Buiten ging de zon onder. Dorcas had een bad voor haar klaargemaakt. De koningin lag lekker te weken in het warme water en erover na te denken wat ze tegen haar dinergasten zou zeggen, toen Jaime de deur binnen kwam stormen en Jocelyn en Dorcas het vertrek uit stuurde. Haar broer zag er allesbehalve onberispelijk uit en hij rook naar paarden. Tommen had hij ook meegebracht. ‘Lieve zuster,’ zei hij, ‘de koning wil even met je spreken.’
Cerseis gouden lokken dreven in het badwater. Het vertrek hing vol stoom. Er sijpelde een zweetdruppel over haar wang. ‘Tommen,’ zei ze, haar stem gevaarlijk zacht. ‘Wat is er nu weer?’
De jongen kende die toon. Hij deinsde achteruit.
‘Zijne genade wil morgen zijn witte strijdros,’ zei Jaime. ‘Voor zijn steekspel-les.’
Ze ging rechtop in de tobbe zitten. ‘Een steekspel? Daar komt niets van in.’
‘Jawel.’ Tommen stak zijn onderlip naar voren. ‘Ik moet iedere dag rijden.’
‘Dat zul je ook,’ verklaarde de koningin, ‘als we eenmaal een echte wapenmeester hebben om toezicht te houden op je training.’
‘Ik wil geen echte wapenmeester. Ik wil ser Loras.’
‘Je hecht daar te veel belang aan, jongen. Je vrouwtje heeft je hoofd volgestopt met dwaze ideeën over zijn vechtkunst, dat weet ik, maar Osmund Ketelzwart is als ridder driemaal zoveel waard als Loras.’
Jaime lachte. ‘Niet de Osmund Ketelzwart die ik ken.’
Ze had hem wel kunnen wurgen. Misschien moet ik ser Loras bevelen zich door ser Osmund van zijn paard te laten gooien. Dan zullen Tommens ogen vast wel stoppen met schitteren. Strooi zout op een slak en zet een held voor schut, en ze krimpen waar je bijstaat. ‘Ik laat iemand uit Dorne komen om je oefenmeester te zijn,’ zei ze. ‘De Dorners zijn de beste toernooiridders van het rijk.’
‘Dat zijn ze niet,’ zei Tommen. ‘En ik wil helemaal niet zo’n stomme Dorner. Ik wil ser Loras. Ik beveel het.’
Jaime lachte. Aan hem heb ik helemaal niets. Denkt hij soms dat dit leuk is? De koningin sloeg boos op het water. ‘Moet ik Koppie laten halen? Jij hébt mij niet te bevelen. Ik ben je moeder.’
‘Ja, maar ik ben de koning. Marjolij zegt dat iedereen moet doen wat de koning zegt. Ik wil dat morgen mijn witte strijdros wordt gezadeld, zodat ser Loras me kan leren hoe ik met een lans moet vechten. Ik wil ook een poesje, en ik wil geen bieten eten.’ Hij vouwde zijn armen over elkaar.

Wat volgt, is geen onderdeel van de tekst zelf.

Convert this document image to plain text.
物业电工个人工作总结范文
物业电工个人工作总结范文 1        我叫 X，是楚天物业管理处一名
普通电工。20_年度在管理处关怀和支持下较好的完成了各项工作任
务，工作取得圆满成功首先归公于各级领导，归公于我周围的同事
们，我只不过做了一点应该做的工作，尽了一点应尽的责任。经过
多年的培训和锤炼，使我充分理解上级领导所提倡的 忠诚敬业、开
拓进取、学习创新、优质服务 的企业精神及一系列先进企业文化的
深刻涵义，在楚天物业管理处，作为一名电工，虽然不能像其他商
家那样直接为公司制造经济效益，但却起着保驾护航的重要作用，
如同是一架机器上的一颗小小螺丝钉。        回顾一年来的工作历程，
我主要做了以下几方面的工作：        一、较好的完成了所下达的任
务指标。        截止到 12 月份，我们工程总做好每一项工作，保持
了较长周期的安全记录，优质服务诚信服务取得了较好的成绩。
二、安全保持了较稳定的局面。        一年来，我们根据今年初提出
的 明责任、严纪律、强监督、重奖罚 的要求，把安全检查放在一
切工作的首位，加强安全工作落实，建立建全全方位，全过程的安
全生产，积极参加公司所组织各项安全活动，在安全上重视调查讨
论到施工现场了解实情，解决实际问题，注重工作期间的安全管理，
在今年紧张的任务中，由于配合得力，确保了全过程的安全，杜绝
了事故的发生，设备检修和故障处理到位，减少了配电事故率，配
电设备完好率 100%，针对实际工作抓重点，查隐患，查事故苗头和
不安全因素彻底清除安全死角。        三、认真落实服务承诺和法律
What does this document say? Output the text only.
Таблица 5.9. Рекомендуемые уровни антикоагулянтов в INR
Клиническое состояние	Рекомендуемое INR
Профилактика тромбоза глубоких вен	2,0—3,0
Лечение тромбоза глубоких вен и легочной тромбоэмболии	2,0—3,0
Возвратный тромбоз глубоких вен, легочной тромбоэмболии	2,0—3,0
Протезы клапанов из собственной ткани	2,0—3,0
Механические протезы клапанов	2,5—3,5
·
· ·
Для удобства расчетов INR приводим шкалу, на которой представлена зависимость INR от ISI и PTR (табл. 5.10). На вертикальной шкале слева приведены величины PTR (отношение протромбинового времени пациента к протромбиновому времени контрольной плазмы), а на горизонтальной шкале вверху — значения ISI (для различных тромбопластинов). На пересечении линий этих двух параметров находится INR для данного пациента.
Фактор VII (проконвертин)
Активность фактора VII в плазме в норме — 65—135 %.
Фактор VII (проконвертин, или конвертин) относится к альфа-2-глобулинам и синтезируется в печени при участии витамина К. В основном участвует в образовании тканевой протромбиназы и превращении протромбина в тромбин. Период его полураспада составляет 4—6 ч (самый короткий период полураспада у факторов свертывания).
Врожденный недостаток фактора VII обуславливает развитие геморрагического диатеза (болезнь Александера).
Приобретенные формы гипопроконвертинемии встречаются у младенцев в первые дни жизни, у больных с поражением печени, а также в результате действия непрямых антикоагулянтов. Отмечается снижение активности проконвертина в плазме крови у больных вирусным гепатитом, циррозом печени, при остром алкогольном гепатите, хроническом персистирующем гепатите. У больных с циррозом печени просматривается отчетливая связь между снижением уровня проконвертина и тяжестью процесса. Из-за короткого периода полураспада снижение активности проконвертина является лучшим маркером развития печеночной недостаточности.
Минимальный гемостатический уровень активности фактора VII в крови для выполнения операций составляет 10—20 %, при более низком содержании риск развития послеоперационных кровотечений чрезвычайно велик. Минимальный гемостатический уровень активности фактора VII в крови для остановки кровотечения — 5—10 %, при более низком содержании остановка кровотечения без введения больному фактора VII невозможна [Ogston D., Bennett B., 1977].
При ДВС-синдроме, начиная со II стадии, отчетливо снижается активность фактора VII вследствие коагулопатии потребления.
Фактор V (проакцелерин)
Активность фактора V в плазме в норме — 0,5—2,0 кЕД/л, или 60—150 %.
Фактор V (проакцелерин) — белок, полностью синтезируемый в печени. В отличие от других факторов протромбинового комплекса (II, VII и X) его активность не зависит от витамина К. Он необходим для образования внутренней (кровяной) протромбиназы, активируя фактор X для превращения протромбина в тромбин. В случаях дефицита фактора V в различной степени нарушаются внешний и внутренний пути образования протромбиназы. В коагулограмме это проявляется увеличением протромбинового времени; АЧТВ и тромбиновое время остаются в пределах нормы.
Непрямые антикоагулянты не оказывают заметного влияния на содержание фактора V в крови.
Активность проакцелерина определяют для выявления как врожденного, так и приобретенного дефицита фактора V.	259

Jaime lachte nog steeds. De koningin negeerde hem. ‘Tommen, kom eens hier.’ Toen hij weifelde, zuchtte ze. ‘Ben je bang? Een koning hoort geen vrees te tonen.’ De jongen liep met neergeslagen ogen naar de tobbe. Ze stak haar hand uit en streek hem over zijn gouden krullen. ‘Koning of niet, je bent nog een kleine jongen. Totdat je mondig wordt, heb ik het voor het zeggen. Je zult echt wel met een lans leren vechten, dat beloof ik je. Maar niet van Loras. De ridders van de Koningsgarde hebben plichten die belangrijker zijn dan met een kind te spelen. Vraag het maar aan de bevelhebber. Is het niet, ser?’
‘Hoogst belangrijke plichten.’ Jaime glimlachte dunnetjes. ‘De ronde doen langs de stadsmuren, bijvoorbeeld.’
Het huilen stond Tommen nader dan het lachen. ‘Mag ik dan wel een poesje?’
‘Misschien,’ gaf de koningin toe. ‘Zolang ik geen onzin meer over steekspelen hoor. Kun je me dat beloven?’
Hij schuifelde met zijn voeten. ‘Ja.’
‘Goed. En ga nu maar gauw: Zo meteen komen mijn gasten.’ Tommen rende ervandoor, maar voordat hij weg was, draaide hij zich om en zei: ‘Als ik zelf regeer, ga ik bieten bij de wet verbieden!’
Haar broer duwde met zijn stomp de deur dicht. ‘Uwe genade,’ zei hij toen hij en Cersei alleen waren, ‘ik vraag me af of u dronken of alleen maar dom bent.’
Ze sloeg nogmaals in het water, zodat er weer een plens over zijn voeten spatte. ‘Let op je tong, of…’
‘…of wat? Word ik dan weer op inspectie langs de stadsmuren gestuurd?’ Hij ging zitten en sloeg zijn benen over elkaar. ‘Die klotemuren van jou zijn prima in orde. Ik ben er duim voor duim overheen gekropen en heb alle zeven poorten bekeken. De scharnieren van de IJzerpoort zijn verroest en de Koningspoort en de Modderpoort moeten vervangen worden, nadat Stannis er met zijn stormrammen op heeft staan beuken. De muren zijn nog net zo sterk als altijd… maar misschien is het uwe genade door het hoofd geschoten dat onze vrienden uit Hooggaarde aan déze kant van de muren zitten?’
‘Ik vergeet helemaal niets,’ zei ze, denkend aan een zekere gouden munt, met een hand aan de ene kant en het hoofd van een vergeten koning aan de andere. Hoe kan het dat zo’n ellendig misbaksel van een gevangenbewaarder zo’n munt onder zijn kamerpot verstopt heeft? Hoe komt een man als Rugen aan oud goud uit Hooggarde?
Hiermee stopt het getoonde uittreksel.